The lesson here is that policy decisions are not always the best business decisions. Arbitrary choices about tax rates as well as the number and types of machines that can be played, hours and other operational issues fly in the face of good economics and create an artificial environment where market forces don’t determine success. Imposing high tax rates will not maximize economic and social benefits — for either the industry or the state.
Although it’s tempting to suggest gaming taxes should be as low as those paid by every other industry, we recognize that ours is a privileged industry, and states do have the right to tax our business at a higher rate than others. However, a careful balance needs to be achieved in order to ensure that our publicly held companies can get the fair return on investment demanded by their shareholders.
As they head into their deliberations, legislators in Florida would also be mindful to take advantage of the decades of independent research now available detailing the impact of gaming on communities across the country. Gone are the days when lawmakers had to rely on myth or propaganda to make crucial decisions about the future of the industry. We now have the documentation — most of which was conducted by the federal government or state governments — showing the benefits of casino gaming and debunking the falsehoods still repeated by our opponents.
And perhaps more importantly, there are countless real-life examples of how casino gaming has helped improve the quality of life in jurisdictions across the country. As the process continues, there is no doubt that legislators will be confronted with numerous conflicting studies about the economic and social impact of gaming. But to really understand the truth, I encourage legislators to visit those communities that already have embraced gaming and talk to the mayors, the chiefs of police and others who have experienced casinos firsthand.

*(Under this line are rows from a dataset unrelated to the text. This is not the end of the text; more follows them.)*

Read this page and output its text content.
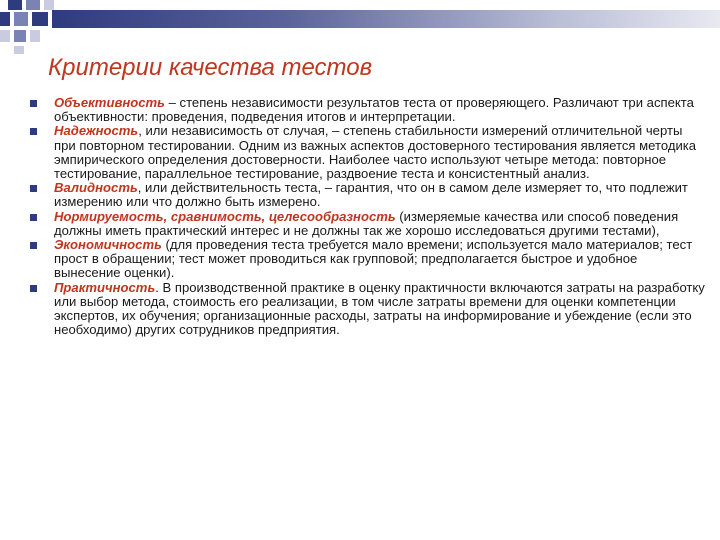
Критерии качества тестов
Объективность – степень независимости результатов теста от проверяющего. Различают три аспекта объективности: проведения, подведения итогов и интерпретации.
Надежность, или независимость от случая, – степень стабильности измерений отличительной черты при повторном тестировании. Одним из важных аспектов достоверного тестирования является методика эмпирического определения достоверности. Наиболее часто используют четыре метода: повторное тестирование, параллельное тестирование, раздвоение теста и консистентный анализ.
Валидность, или действительность теста, – гарантия, что он в самом деле измеряет то, что подлежит измерению или что должно быть измерено.
Нормируемость, сравнимость, целесообразность (измеряемые качества или способ поведения должны иметь практический интерес и не должны так же хорошо исследоваться другими тестами),
Экономичность (для проведения теста требуется мало времени; используется мало материалов; тест прост в обращении; тест может проводиться как групповой; предполагается быстрое и удобное вынесение оценки).
Практичность. В производственной практике в оценку практичности включаются затраты на разработку или выбор метода, стоимость его реализации, в том числе затраты времени для оценки компетенции экспертов, их обучения; организационные расходы, затраты на информирование и убеждение (если это необходимо) других сотрудников предприятия.
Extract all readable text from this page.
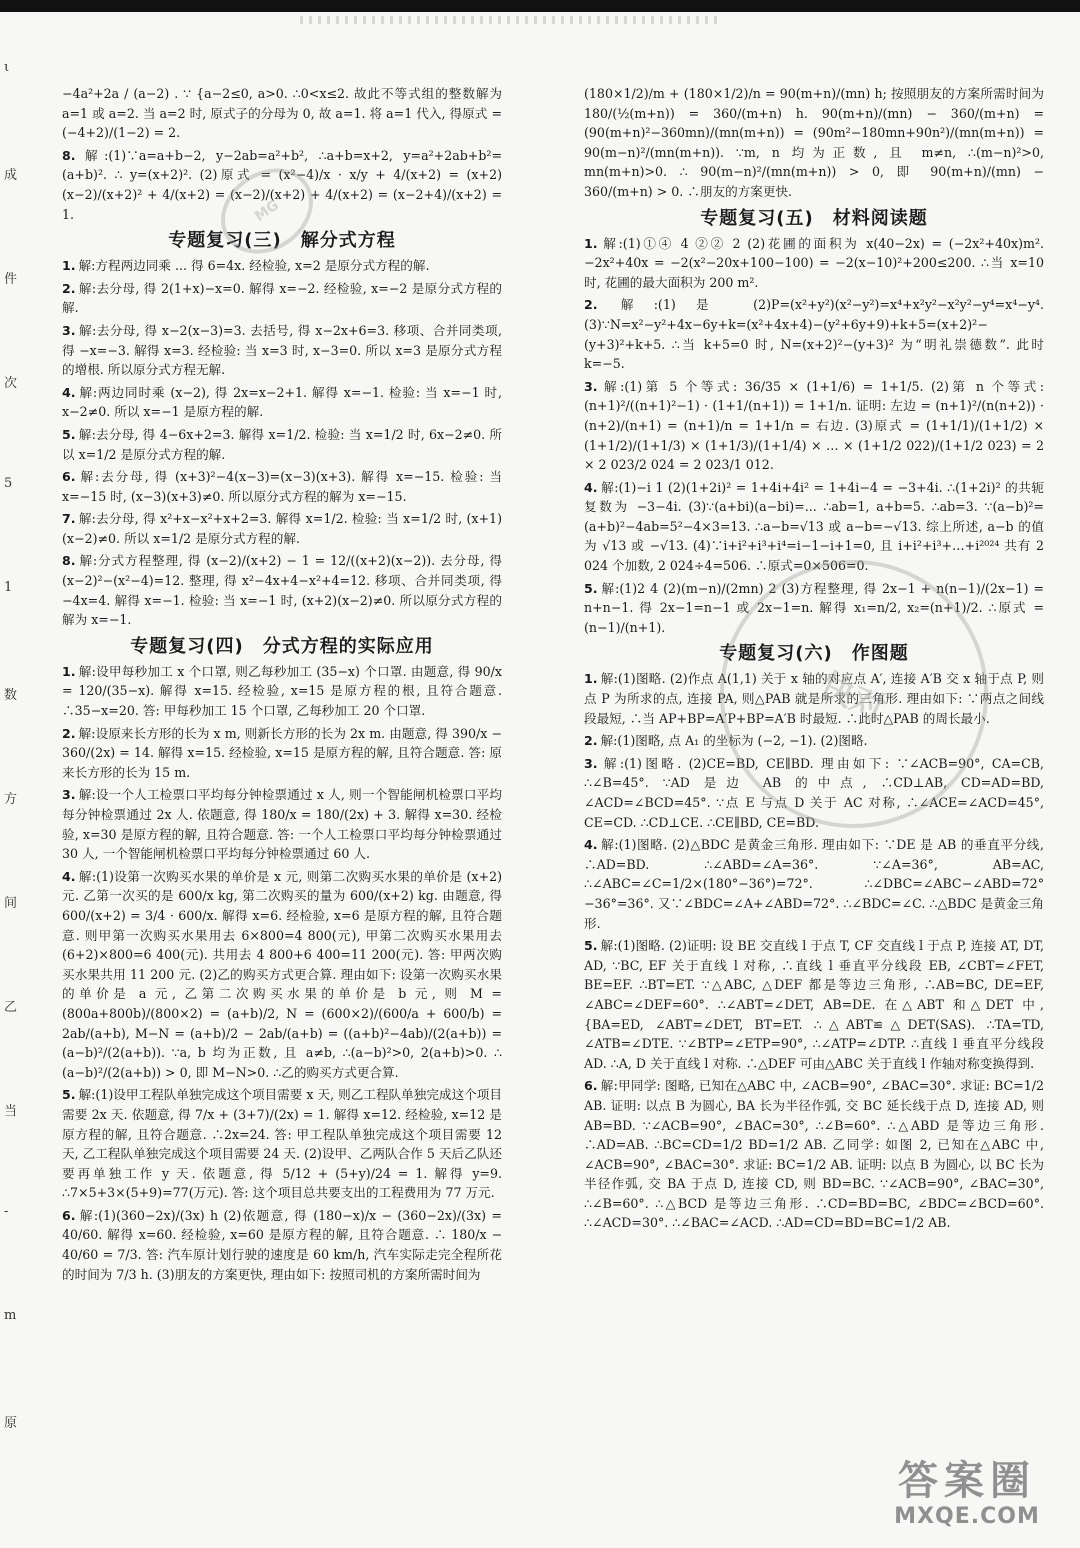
ι
成
件
次
5
1
数
方
间
乙
当
-
m
原
−4a²+2a / (a−2) . ∵ {a−2≤0, a>0. ∴0<x≤2. 故此不等式组的整数解为 a=1 或 a=2. 当 a=2 时, 原式子的分母为 0, 故 a=1. 将 a=1 代入, 得原式 = (−4+2)/(1−2) = 2.
8. 解:(1)∵a=a+b−2, y−2ab=a²+b², ∴a+b=x+2, y=a²+2ab+b²=(a+b)². ∴ y=(x+2)². (2)原式 = (x²−4)/x · x/y + 4/(x+2) = (x+2)(x−2)/(x+2)² + 4/(x+2) = (x−2)/(x+2) + 4/(x+2) = (x−2+4)/(x+2) = 1.
专题复习(三)　解分式方程
1. 解:方程两边同乘 ... 得 6=4x. 经检验, x=2 是原分式方程的解.
2. 解:去分母, 得 2(1+x)−x=0. 解得 x=−2. 经检验, x=−2 是原分式方程的解.
3. 解:去分母, 得 x−2(x−3)=3. 去括号, 得 x−2x+6=3. 移项、合并同类项, 得 −x=−3. 解得 x=3. 经检验: 当 x=3 时, x−3=0. 所以 x=3 是原分式方程的增根. 所以原分式方程无解.
4. 解:两边同时乘 (x−2), 得 2x=x−2+1. 解得 x=−1. 检验: 当 x=−1 时, x−2≠0. 所以 x=−1 是原方程的解.
5. 解:去分母, 得 4−6x+2=3. 解得 x=1/2. 检验: 当 x=1/2 时, 6x−2≠0. 所以 x=1/2 是原分式方程的解.
6. 解:去分母, 得 (x+3)²−4(x−3)=(x−3)(x+3). 解得 x=−15. 检验: 当 x=−15 时, (x−3)(x+3)≠0. 所以原分式方程的解为 x=−15.
7. 解:去分母, 得 x²+x−x²+x+2=3. 解得 x=1/2. 检验: 当 x=1/2 时, (x+1)(x−2)≠0. 所以 x=1/2 是原分式方程的解.
8. 解:分式方程整理, 得 (x−2)/(x+2) − 1 = 12/((x+2)(x−2)). 去分母, 得 (x−2)²−(x²−4)=12. 整理, 得 x²−4x+4−x²+4=12. 移项、合并同类项, 得 −4x=4. 解得 x=−1. 检验: 当 x=−1 时, (x+2)(x−2)≠0. 所以原分式方程的解为 x=−1.
专题复习(四)　分式方程的实际应用
1. 解:设甲每秒加工 x 个口罩, 则乙每秒加工 (35−x) 个口罩. 由题意, 得 90/x = 120/(35−x). 解得 x=15. 经检验, x=15 是原方程的根, 且符合题意. ∴35−x=20. 答: 甲每秒加工 15 个口罩, 乙每秒加工 20 个口罩.
2. 解:设原来长方形的长为 x m, 则新长方形的长为 2x m. 由题意, 得 390/x − 360/(2x) = 14. 解得 x=15. 经检验, x=15 是原方程的解, 且符合题意. 答: 原来长方形的长为 15 m.
3. 解:设一个人工检票口平均每分钟检票通过 x 人, 则一个智能闸机检票口平均每分钟检票通过 2x 人. 依题意, 得 180/x = 180/(2x) + 3. 解得 x=30. 经检验, x=30 是原方程的解, 且符合题意. 答: 一个人工检票口平均每分钟检票通过 30 人, 一个智能闸机检票口平均每分钟检票通过 60 人.
4. 解:(1)设第一次购买水果的单价是 x 元, 则第二次购买水果的单价是 (x+2) 元. 乙第一次买的是 600/x kg, 第二次购买的量为 600/(x+2) kg. 由题意, 得 600/(x+2) = 3/4 · 600/x. 解得 x=6. 经检验, x=6 是原方程的解, 且符合题意. 则甲第一次购买水果用去 6×800=4 800(元), 甲第二次购买水果用去 (6+2)×800=6 400(元). 共用去 4 800+6 400=11 200(元). 答: 甲两次购买水果共用 11 200 元. (2)乙的购买方式更合算. 理由如下: 设第一次购买水果的单价是 a 元, 乙第二次购买水果的单价是 b 元, 则 M = (800a+800b)/(800×2) = (a+b)/2, N = (600×2)/(600/a + 600/b) = 2ab/(a+b), M−N = (a+b)/2 − 2ab/(a+b) = ((a+b)²−4ab)/(2(a+b)) = (a−b)²/(2(a+b)). ∵a, b 均为正数, 且 a≠b, ∴(a−b)²>0, 2(a+b)>0. ∴ (a−b)²/(2(a+b)) > 0, 即 M−N>0. ∴乙的购买方式更合算.
5. 解:(1)设甲工程队单独完成这个项目需要 x 天, 则乙工程队单独完成这个项目需要 2x 天. 依题意, 得 7/x + (3+7)/(2x) = 1. 解得 x=12. 经检验, x=12 是原方程的解, 且符合题意. ∴2x=24. 答: 甲工程队单独完成这个项目需要 12 天, 乙工程队单独完成这个项目需要 24 天. (2)设甲、乙两队合作 5 天后乙队还要再单独工作 y 天. 依题意, 得 5/12 + (5+y)/24 = 1. 解得 y=9. ∴7×5+3×(5+9)=77(万元). 答: 这个项目总共要支出的工程费用为 77 万元.
6. 解:(1)(360−2x)/(3x) h (2)依题意, 得 (180−x)/x − (360−2x)/(3x) = 40/60. 解得 x=60. 经检验, x=60 是原方程的解, 且符合题意. ∴ 180/x − 40/60 = 7/3. 答: 汽车原计划行驶的速度是 60 km/h, 汽车实际走完全程所花的时间为 7/3 h. (3)朋友的方案更快, 理由如下: 按照司机的方案所需时间为
(180×1/2)/m + (180×1/2)/n = 90(m+n)/(mn) h; 按照朋友的方案所需时间为 180/(½(m+n)) = 360/(m+n) h. 90(m+n)/(mn) − 360/(m+n) = (90(m+n)²−360mn)/(mn(m+n)) = (90m²−180mn+90n²)/(mn(m+n)) = 90(m−n)²/(mn(m+n)). ∵m, n 均为正数, 且 m≠n, ∴(m−n)²>0, mn(m+n)>0. ∴ 90(m−n)²/(mn(m+n)) > 0, 即 90(m+n)/(mn) − 360/(m+n) > 0. ∴朋友的方案更快.
专题复习(五)　材料阅读题
1. 解:(1)①④ 4 ②② 2 (2)花圃的面积为 x(40−2x) = (−2x²+40x)m². −2x²+40x = −2(x²−20x+100−100) = −2(x−10)²+200≤200. ∴当 x=10 时, 花圃的最大面积为 200 m².
2. 解:(1)是 (2)P=(x²+y²)(x²−y²)=x⁴+x²y²−x²y²−y⁴=x⁴−y⁴. (3)∵N=x²−y²+4x−6y+k=(x²+4x+4)−(y²+6y+9)+k+5=(x+2)²−(y+3)²+k+5. ∴当 k+5=0 时, N=(x+2)²−(y+3)² 为“明礼崇德数”. 此时 k=−5.
3. 解:(1)第 5 个等式: 36/35 × (1+1/6) = 1+1/5. (2)第 n 个等式: (n+1)²/((n+1)²−1) · (1+1/(n+1)) = 1+1/n. 证明: 左边 = (n+1)²/(n(n+2)) · (n+2)/(n+1) = (n+1)/n = 1+1/n = 右边. (3)原式 = (1+1/1)/(1+1/2) × (1+1/2)/(1+1/3) × (1+1/3)/(1+1/4) × … × (1+1/2 022)/(1+1/2 023) = 2 × 2 023/2 024 = 2 023/1 012.
4. 解:(1)−i 1 (2)(1+2i)² = 1+4i+4i² = 1+4i−4 = −3+4i. ∴(1+2i)² 的共轭复数为 −3−4i. (3)∵(a+bi)(a−bi)=... ∴ab=1, a+b=5. ∴ab=3. ∵(a−b)²=(a+b)²−4ab=5²−4×3=13. ∴a−b=√13 或 a−b=−√13. 综上所述, a−b 的值为 √13 或 −√13. (4)∵i+i²+i³+i⁴=i−1−i+1=0, 且 i+i²+i³+…+i²⁰²⁴ 共有 2 024 个加数, 2 024÷4=506. ∴原式=0×506=0.
5. 解:(1)2 4 (2)(m−n)/(2mn) 2 (3)方程整理, 得 2x−1 + n(n−1)/(2x−1) = n+n−1. 得 2x−1=n−1 或 2x−1=n. 解得 x₁=n/2, x₂=(n+1)/2. ∴原式 = (n−1)/(n+1).
专题复习(六)　作图题
1. 解:(1)图略. (2)作点 A(1,1) 关于 x 轴的对应点 A′, 连接 A′B 交 x 轴于点 P, 则点 P 为所求的点, 连接 PA, 则△PAB 就是所求的三角形. 理由如下: ∵两点之间线段最短, ∴当 AP+BP=A′P+BP=A′B 时最短. ∴此时△PAB 的周长最小.
2. 解:(1)图略, 点 A₁ 的坐标为 (−2, −1). (2)图略.
3. 解:(1)图略. (2)CE=BD, CE∥BD. 理由如下: ∵∠ACB=90°, CA=CB, ∴∠B=45°. ∵AD 是边 AB 的中点, ∴CD⊥AB, CD=AD=BD, ∠ACD=∠BCD=45°. ∵点 E 与点 D 关于 AC 对称, ∴∠ACE=∠ACD=45°, CE=CD. ∴CD⊥CE. ∴CE∥BD, CE=BD.
4. 解:(1)图略. (2)△BDC 是黄金三角形. 理由如下: ∵DE 是 AB 的垂直平分线, ∴AD=BD. ∴∠ABD=∠A=36°. ∵∠A=36°, AB=AC, ∴∠ABC=∠C=1/2×(180°−36°)=72°. ∴∠DBC=∠ABC−∠ABD=72°−36°=36°. 又∵∠BDC=∠A+∠ABD=72°. ∴∠BDC=∠C. ∴△BDC 是黄金三角形.
5. 解:(1)图略. (2)证明: 设 BE 交直线 l 于点 T, CF 交直线 l 于点 P, 连接 AT, DT, AD, ∵BC, EF 关于直线 l 对称, ∴直线 l 垂直平分线段 EB, ∠CBT=∠FET, BE=EF. ∴BT=ET. ∵△ABC, △DEF 都是等边三角形, ∴AB=BC, DE=EF, ∠ABC=∠DEF=60°. ∴∠ABT=∠DET, AB=DE. 在△ABT 和△DET 中, {BA=ED, ∠ABT=∠DET, BT=ET. ∴△ABT≌△DET(SAS). ∴TA=TD, ∠ATB=∠DTE. ∵∠BTP=∠ETP=90°, ∴∠ATP=∠DTP. ∴直线 l 垂直平分线段 AD. ∴A, D 关于直线 l 对称. ∴△DEF 可由△ABC 关于直线 l 作轴对称变换得到.
6. 解:甲同学: 图略, 已知在△ABC 中, ∠ACB=90°, ∠BAC=30°. 求证: BC=1/2 AB. 证明: 以点 B 为圆心, BA 长为半径作弧, 交 BC 延长线于点 D, 连接 AD, 则 AB=BD. ∵∠ACB=90°, ∠BAC=30°, ∴∠B=60°. ∴△ABD 是等边三角形. ∴AD=AB. ∴BC=CD=1/2 BD=1/2 AB. 乙同学: 如图 2, 已知在△ABC 中, ∠ACB=90°, ∠BAC=30°. 求证: BC=1/2 AB. 证明: 以点 B 为圆心, 以 BC 长为半径作弧, 交 BA 于点 D, 连接 CD, 则 BD=BC. ∵∠ACB=90°, ∠BAC=30°, ∴∠B=60°. ∴△BCD 是等边三角形. ∴CD=BD=BC, ∠BDC=∠BCD=60°. ∴∠ACD=30°. ∴∠BAC=∠ACD. ∴AD=CD=BD=BC=1/2 AB.
MG
快对
答案圈
MXQE.COM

What they’ll tell them is the same thing they told the federal commission: that all the fear mongering about bankruptcy, crime and other social ills predicted by opponents has not materialized. In fact, quite the opposite happened.
Voters in Florida have made their decision, and now the real work begins. Let’s hope lawmakers act judiciously in setting the tax rates and regulatory structures in the state. The wrong decisions now could result in the failure to realize the potential of this new revenue source for the county and state before it even gets off the ground.